La costituzione tedesca del 1949 grazie ad una importante revisione del 1968 ha introdotto norme precise e rigorose relativamente al funzionamento delle istituzioni in caso di impossibilità da parte del Parlamento di svolgere le sue attività ordinarie (art. 115a-l).
La riforma tedesca fu fatta in previsione di un possibile attacco militare, ma un attacco di virus può produrre problemi simili in tempo di pace.
Per ora il governo ed il Parlamento si stanno muovendo bene, per come è consentito loro dalle norme esistenti, e gli altri paesi, come Francia e Spagna, dopo esitazioni, si stanno orientando sulla stessa linea.
Il voto a distanza dei parlamentari in questo momento è inevitabile, l’alternativa è bloccare la macchina istituzionale. Questo non possiamo permettercelo.

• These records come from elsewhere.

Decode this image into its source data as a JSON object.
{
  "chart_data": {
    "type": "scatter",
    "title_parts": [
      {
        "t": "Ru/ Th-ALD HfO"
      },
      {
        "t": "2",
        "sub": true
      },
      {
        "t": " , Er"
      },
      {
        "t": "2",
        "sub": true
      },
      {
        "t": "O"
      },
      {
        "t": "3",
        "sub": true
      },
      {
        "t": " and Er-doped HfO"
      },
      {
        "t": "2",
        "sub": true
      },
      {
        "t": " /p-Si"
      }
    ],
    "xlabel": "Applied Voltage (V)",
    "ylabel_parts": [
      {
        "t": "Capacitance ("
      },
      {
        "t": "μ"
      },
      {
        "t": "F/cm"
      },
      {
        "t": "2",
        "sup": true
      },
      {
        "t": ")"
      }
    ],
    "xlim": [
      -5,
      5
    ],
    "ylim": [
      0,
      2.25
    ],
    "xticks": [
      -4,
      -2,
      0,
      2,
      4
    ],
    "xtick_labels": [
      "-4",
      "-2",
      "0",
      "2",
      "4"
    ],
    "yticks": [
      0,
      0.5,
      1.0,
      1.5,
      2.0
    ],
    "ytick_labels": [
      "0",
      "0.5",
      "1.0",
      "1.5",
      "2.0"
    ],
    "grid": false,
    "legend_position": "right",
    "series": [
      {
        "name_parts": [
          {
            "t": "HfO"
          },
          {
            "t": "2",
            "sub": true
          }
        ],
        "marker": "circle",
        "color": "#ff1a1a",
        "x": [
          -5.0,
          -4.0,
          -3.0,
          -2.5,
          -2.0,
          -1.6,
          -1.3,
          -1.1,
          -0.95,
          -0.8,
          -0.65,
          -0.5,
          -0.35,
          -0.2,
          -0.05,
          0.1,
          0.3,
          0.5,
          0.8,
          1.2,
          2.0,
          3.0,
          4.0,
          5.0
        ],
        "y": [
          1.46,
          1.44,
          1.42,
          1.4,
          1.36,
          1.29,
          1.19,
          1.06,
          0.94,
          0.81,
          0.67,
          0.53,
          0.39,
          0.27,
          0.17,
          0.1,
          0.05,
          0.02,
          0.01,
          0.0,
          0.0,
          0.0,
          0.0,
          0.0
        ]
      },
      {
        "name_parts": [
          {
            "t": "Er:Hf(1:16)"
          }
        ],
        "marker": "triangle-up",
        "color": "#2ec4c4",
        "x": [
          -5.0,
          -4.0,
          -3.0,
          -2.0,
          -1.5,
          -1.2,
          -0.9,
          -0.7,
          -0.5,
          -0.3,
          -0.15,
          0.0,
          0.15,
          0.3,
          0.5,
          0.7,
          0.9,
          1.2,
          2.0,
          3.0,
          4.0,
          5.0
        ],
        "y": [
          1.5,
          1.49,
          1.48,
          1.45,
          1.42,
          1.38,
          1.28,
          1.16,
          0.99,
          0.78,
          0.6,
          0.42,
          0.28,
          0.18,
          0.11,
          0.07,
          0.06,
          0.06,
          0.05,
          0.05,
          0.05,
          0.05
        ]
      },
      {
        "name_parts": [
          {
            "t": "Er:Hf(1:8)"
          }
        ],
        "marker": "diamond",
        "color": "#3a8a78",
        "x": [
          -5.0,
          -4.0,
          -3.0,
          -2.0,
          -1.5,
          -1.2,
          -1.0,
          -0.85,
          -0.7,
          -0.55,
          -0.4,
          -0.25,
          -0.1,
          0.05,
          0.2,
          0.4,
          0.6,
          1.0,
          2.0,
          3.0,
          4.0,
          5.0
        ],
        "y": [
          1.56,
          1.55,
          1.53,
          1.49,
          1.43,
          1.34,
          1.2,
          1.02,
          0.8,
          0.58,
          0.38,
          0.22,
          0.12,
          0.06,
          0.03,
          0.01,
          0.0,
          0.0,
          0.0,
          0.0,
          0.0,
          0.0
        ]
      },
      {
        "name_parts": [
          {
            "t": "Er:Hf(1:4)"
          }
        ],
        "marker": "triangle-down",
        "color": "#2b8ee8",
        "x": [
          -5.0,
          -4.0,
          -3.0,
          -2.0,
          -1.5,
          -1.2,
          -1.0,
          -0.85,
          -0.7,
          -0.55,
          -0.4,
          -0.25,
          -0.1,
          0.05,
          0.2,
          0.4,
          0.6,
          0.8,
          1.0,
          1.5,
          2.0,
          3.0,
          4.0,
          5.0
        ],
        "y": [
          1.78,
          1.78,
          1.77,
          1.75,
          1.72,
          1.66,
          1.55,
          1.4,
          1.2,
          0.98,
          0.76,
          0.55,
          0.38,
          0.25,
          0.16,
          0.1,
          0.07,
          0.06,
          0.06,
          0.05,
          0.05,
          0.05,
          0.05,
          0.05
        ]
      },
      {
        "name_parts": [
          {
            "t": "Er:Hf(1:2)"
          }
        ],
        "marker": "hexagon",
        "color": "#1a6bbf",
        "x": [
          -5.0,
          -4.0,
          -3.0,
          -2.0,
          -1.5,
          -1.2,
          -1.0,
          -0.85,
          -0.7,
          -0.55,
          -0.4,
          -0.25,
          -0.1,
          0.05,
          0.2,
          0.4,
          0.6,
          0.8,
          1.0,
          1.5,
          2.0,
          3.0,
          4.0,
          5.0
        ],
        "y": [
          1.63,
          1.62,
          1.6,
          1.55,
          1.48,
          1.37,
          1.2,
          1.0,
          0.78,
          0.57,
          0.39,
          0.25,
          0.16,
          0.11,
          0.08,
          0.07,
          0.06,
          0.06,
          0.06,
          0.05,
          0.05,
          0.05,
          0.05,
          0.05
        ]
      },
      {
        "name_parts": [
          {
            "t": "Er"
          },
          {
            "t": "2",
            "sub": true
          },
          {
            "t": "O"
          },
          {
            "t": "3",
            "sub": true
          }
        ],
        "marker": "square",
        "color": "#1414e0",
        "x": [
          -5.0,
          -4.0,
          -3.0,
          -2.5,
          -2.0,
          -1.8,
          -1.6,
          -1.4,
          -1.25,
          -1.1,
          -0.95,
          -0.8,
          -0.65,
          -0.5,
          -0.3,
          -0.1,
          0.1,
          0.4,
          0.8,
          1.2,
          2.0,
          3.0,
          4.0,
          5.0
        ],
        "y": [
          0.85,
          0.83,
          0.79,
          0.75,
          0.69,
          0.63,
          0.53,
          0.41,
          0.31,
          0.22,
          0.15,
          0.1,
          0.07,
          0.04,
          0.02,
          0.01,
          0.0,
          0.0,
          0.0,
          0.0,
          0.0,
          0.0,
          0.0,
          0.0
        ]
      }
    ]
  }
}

Poi, quando sarà tornata la calma, il Parlamento dovrebbe porre mano ad una riforma costituzionale che gli permetta di affrontare le difficoltà che stiamo sperimentando circa il funzionamento delle istituzioni rappresentative. La croce dei corona virus non è necessariamente destinata, ahimè, a scomparire per sempre.
Credo che la motivazione tanto dell’assenza dalla costituzione che dalla nostra mentalità della regolazione della “emergenza” vada ricercata nella diffidenza verso le forme di potere sintetizzabili nella teoria del “caso eccezionale” di Schmitt. La loro applicazione alla nostra comunità nel novecento, tanto prima che dopo la seconda guerra mondiale, hanno dato risultati piuttosto negativi. Forse l’edificio costituzionale più che ricostruito, con modifiche costituzionali continue, andrebbe puntellato con una normativa secondaria che lo adatti ai tempi.
La Costituzione esiste per evitare che “eventi eccezionali”, o millantati tali, scardinino le garanzie del cittadino a vantaggio di potentati economici o di bande politicamente organizzate. Nel momento in cui non solo i cittadini subiscono inerti abusi di chiaro stampo nazistoide, ma anche esimi giuristi accettano supinamente iniziative insensate e sciagurate, veicolate da una manipolazione sfacciata della Carta, dei numeri, e sancendo una supremazia dell’arbitrio scientista – sempre fallibile e sempre disponibile a piegarsi agli interessi privati – il problema si sposta dal delirio del presidente del consiglio e di un intero governo alla corruzione del corpo elettorale.
Una simile acquiescenza a tanta violenza dittatoriale imposta ex abrupto e con pretesti teatrali e risibili, segnala una complicità diffusa in specie di corruzione.
Questo è il problema della nostra democrazia liberale, ossia che il problema non esiste più.
A nessuno importa del Parlamento e dei propri diritti, tutti inseguono una misteriosa servitù, che tutto toglie e niente rende.